Storicamente, il nome è noto soprattutto per **Khadija bint Khuwaylid** (≈ c. … – 619 d.C.), prima moglie del profeta Mahomet e figura centrale nella storia dell’Islam. La sua fama e il suo ruolo di matriarca delle prime comunità musulmane hanno reso il nome un simbolo di dignità e di paternità spirituale. Di conseguenza, Khatija è stato adottato in numerosi paesi arabi e in tutto il mondo musulmano, assumendo varie trascrizioni e forme fonetiche: Khadija, Khadijah, Khatijah, ecc.

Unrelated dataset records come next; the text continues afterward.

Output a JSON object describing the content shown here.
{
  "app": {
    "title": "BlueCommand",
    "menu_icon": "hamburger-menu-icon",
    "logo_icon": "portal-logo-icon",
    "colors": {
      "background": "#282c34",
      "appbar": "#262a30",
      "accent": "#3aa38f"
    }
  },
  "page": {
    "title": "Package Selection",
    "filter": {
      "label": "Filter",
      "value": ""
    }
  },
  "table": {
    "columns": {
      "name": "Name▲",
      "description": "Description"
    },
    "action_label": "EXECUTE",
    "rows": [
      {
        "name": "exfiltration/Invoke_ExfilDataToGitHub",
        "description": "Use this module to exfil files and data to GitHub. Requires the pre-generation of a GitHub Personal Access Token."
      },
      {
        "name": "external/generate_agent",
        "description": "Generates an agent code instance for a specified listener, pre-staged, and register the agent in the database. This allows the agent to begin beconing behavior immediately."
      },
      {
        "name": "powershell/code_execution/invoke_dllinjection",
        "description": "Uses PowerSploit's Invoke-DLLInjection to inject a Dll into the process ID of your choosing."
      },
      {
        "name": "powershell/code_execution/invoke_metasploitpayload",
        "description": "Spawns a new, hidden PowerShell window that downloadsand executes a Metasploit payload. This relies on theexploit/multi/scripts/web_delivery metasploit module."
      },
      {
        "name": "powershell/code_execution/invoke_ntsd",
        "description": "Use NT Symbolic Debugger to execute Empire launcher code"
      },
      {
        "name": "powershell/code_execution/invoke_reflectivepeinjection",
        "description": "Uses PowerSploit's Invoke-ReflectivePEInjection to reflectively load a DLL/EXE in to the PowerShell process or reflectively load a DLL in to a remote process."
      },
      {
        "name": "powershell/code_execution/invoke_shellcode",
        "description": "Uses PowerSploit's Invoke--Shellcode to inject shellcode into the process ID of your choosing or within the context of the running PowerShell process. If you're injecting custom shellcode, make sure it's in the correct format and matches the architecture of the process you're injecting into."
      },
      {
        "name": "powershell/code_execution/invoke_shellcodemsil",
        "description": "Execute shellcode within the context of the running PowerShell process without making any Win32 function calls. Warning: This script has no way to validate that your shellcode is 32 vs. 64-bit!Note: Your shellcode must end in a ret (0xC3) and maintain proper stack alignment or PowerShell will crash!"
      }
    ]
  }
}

Oltre al contesto religioso, il nome è stato diffuso tra le comunità di origine araba in Europa, America e Oceania, spesso mantenuto come tradizione familiare. In molte lingue non arabo‑speaking, la pronuncia si avvicina a *ca‑di‑ja*, con la “kh” morbida tipica della fonetica araba. In sintesi, Khatija è un nome portatore di una lunga eredità culturale, la cui radice semantica evoca la primazia e l’innanzitù.
Il nome Khatija è stato dato a una bambina in Italia nel corso del 2023. In generale, questo nome non è molto comune in Italia. Fino ad oggi, solo una persona con il nome Khatija è stata registrata in Italia, il che significa che questo nome rappresenta meno dello 0,1% dei nomi dati ai neonati in Italia nel corso del 2023.